The empirical formula (EF) is the lowest ratio of atoms in the compound and the molecular formula (MF) is the exact number of atoms in a compound
For example,
benzene: C6H6
(MF) and CH (EF)
dintrogen tetroxide: N2O4
(MF) and NO2 (EF)
magnesium chloride: MgCl2 (EF) and MgCl2 (MF)
ex. The percentage composition of
a compound is found to be 38.71% carbon, 9.71% hydrogen and 51.58 %
oxygen. (a) Determine the empirical
formula and (b) given that the molar mass of the unknown is 93.12 g/mol, find the molecular
formula of the compound.
Answer:
Assume we have exactly 100 g sample of the unknown compound.
C ↝ m = 38.71 g
n = m/M = 38.71 g/12.011 g/mol = 3.22 mol 3.22/3.22 = 1.00
n = m/M = 38.71 g/12.011 g/mol = 3.22 mol 3.22/3.22 = 1.00
H ↝ m = 9.71 g
n = m/M = 9.71 g/1.008 g/mol = 9.63 mol 9.63/3.22 = 2.99
n = m/M = 9.71 g/1.008 g/mol = 9.63 mol 9.63/3.22 = 2.99
O ↝ m = 51.58 g
n = m/M = 51.58 g/16.00 g/mol = 3.22 mol 3.22/3.22 = 1.00
n = m/M = 51.58 g/16.00 g/mol = 3.22 mol 3.22/3.22 = 1.00
empirical formula ↝ CH3O,
which has a molar mass
of (12.01g/mol + (3×1.008g/mol) + 16.00g/mol) = 31.04g/mol
93.12 g/mol/31.04 g/mol = 3.000, so 3(CH3O) = C3H9O3 which is the molecular formula
- We must make this assumption (exactly 100 g) as part of the solution so that when we use the given percentages in the calculations, it is simpler to do the math.
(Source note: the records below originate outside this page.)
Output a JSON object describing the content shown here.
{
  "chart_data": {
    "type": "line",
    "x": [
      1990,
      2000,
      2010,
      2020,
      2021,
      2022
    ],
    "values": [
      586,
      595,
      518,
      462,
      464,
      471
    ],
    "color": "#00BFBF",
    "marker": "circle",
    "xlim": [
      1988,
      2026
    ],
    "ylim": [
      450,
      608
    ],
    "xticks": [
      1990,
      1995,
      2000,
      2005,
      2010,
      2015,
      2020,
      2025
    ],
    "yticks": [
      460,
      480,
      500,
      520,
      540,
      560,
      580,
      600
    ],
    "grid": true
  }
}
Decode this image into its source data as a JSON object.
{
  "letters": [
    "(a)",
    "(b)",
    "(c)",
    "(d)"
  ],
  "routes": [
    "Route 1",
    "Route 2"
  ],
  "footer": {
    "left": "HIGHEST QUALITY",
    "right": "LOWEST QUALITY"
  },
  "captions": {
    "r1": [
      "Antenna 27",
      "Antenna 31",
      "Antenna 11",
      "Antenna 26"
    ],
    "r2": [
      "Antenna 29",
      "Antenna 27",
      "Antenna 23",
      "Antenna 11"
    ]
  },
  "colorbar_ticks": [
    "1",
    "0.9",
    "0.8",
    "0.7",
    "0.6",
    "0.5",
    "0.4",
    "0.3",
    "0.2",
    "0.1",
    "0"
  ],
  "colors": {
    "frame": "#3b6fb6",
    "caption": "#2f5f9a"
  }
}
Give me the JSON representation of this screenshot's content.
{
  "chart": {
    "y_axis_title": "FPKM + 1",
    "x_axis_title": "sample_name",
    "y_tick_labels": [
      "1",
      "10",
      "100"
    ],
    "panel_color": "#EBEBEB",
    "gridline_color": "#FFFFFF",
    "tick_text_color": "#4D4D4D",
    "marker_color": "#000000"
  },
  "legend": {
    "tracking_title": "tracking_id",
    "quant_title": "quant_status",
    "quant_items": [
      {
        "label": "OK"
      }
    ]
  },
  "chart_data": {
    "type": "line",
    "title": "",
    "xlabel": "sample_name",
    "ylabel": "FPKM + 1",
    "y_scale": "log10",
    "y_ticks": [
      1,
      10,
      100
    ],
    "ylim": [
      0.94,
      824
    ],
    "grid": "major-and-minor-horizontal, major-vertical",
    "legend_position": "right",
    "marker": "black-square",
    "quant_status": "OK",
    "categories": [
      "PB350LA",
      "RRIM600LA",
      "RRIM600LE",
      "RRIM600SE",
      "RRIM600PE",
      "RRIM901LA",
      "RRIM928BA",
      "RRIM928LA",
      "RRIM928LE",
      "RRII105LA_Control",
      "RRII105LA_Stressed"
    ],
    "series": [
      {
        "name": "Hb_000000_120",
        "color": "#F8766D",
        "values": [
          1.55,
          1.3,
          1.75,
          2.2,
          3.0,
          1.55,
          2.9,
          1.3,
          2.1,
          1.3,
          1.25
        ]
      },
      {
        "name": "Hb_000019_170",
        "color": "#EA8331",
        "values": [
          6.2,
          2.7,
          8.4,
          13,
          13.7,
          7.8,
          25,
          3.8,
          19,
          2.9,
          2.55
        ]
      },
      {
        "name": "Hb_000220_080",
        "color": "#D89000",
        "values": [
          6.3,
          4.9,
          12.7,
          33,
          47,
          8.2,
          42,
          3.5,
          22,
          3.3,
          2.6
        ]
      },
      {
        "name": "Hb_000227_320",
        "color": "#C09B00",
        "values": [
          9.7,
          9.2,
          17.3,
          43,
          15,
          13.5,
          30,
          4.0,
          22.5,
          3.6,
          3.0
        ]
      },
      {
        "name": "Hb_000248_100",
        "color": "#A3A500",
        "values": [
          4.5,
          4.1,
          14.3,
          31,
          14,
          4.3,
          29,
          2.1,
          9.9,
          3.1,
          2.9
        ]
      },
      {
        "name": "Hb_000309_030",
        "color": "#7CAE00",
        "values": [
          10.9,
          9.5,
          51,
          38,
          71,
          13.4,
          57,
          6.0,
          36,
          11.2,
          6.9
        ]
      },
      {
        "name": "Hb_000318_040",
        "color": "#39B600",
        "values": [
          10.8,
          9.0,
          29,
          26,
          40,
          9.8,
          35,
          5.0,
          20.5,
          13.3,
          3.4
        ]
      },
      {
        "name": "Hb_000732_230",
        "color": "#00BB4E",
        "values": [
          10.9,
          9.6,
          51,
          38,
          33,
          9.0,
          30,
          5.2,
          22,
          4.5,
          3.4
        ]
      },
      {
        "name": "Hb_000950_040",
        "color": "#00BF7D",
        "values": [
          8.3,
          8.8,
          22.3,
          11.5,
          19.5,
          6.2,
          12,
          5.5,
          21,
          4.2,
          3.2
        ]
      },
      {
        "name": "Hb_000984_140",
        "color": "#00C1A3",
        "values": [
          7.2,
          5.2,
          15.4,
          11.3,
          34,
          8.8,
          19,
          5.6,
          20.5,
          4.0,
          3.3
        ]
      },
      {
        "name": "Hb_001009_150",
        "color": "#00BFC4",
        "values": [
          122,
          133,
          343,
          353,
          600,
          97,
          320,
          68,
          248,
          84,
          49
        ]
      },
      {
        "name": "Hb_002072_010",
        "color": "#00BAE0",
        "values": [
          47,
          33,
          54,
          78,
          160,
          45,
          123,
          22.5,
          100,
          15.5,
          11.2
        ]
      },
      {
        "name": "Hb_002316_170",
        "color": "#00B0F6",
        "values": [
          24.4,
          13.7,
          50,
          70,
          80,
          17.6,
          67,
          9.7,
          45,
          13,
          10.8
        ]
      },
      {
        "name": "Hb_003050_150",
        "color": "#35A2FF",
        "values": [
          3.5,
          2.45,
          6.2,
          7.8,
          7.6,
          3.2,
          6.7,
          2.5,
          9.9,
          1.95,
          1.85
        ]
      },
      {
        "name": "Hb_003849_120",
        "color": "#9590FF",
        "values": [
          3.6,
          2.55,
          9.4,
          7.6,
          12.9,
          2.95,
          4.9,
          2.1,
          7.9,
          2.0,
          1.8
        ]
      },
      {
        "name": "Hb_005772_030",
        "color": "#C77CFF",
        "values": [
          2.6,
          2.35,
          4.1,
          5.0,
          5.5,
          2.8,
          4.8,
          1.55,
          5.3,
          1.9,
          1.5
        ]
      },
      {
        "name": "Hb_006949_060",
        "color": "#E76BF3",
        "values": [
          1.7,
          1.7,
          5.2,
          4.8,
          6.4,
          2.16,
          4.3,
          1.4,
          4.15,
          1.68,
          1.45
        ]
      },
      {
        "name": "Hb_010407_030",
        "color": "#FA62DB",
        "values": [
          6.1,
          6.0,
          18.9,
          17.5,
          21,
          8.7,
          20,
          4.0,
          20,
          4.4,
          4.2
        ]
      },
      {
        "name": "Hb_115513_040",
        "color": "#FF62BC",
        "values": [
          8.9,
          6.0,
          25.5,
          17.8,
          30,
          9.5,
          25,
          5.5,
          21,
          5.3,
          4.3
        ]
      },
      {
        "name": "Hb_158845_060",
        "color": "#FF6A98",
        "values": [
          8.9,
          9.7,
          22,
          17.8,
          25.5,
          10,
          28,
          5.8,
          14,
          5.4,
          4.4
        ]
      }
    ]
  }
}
- We are given a percentage composition for each element. This is used to determine the mass of each element (for instance, 38.71% of the assumed 100 g sample is made up of C, so we have 38.71 g of C).
- We determine the number of moles of each element in the 100 g sample by using their molar masses.
- Now, we must determine the simplest whole number ratio of each element in the compound, using the number of moles of each. Sometimes, it is difficult to figure out the ratio just by looking at the number of moles of each (3.22:9.63:3.22 ???). So, here's a tip: find the lowest number of moles and divide all the moles by that number (for instance, 3.22 is the lowest number of moles, so each value is divided by 3.22 ↝ 3.22/3.22 = 1.00, 9.63/3.22 = 2.99, 3.33/3.22 = 1.00).
- Since 2.98 is very, very close to 3.00, we round that value to 3.00. This gives us the ratio of C:H:O of 1:3:1 and we use this simplest ratio to give us the empirical formula.
- To determine the molecular formula, we must find out how many empirical formulae fit into the molecular formula. So, we need to determine the molar mass for the empirical formula.
- Divide the molar mass of the molecular formula (given in the question) by the molar mass of the empirical formula (that we just calculated). This tells us how many empirical formula units make up the molecular formula. In this case, it is 3, so the molecular formula is C3H9O3.
↝ here are a couple of helpful videos (empirical formula, molecular formula) just be sure to use the format that I've shown in the example above.
Homework (SCH 3U):
Mole Review Assignment - work on this to prep for the test. The entire page must be completed to be fully prepared for the test.Homework (SCH 4C): do #17-19
Success Criteria:
- you must use nomenclature skills to determine the formulae given names.
- you MUST use proper technique and format for calculations, as laid out here. Failure to use proper format will result in many lost marks.
- definitions (mole, Avogadro's number, molar mass, empirical formula, molecular formula, etc.)
- calculations to determine molar mass, number of particles (molecules, atoms), number of moles, mass, percentage composition by mass, empirical/molecular formulae
Student Questions:1. Hey miss, how do we deal with the molar mass for a hydrate?When calculating the molar mass of a hydrate, the water is included in the calculation. For instance, to calculate the molar mass of CuSO4·5H2O, we would have 1 Cu, 1 S, 9 O and 10 H all added up together.
2. In a multi-step calculation, do I round as I go or wait 'til the end?
Use ALL the digits for every step in the calculation. Only round the final answer.
I will often appear to be rounding answers as I go through a multi-step calculation (mainly because I'm lazy and don't want to write down a bunch of digits), but I am ALWAYS actually using ALL the digits for the subsequent steps in the solution, until I get to the very last step. At that point, I round.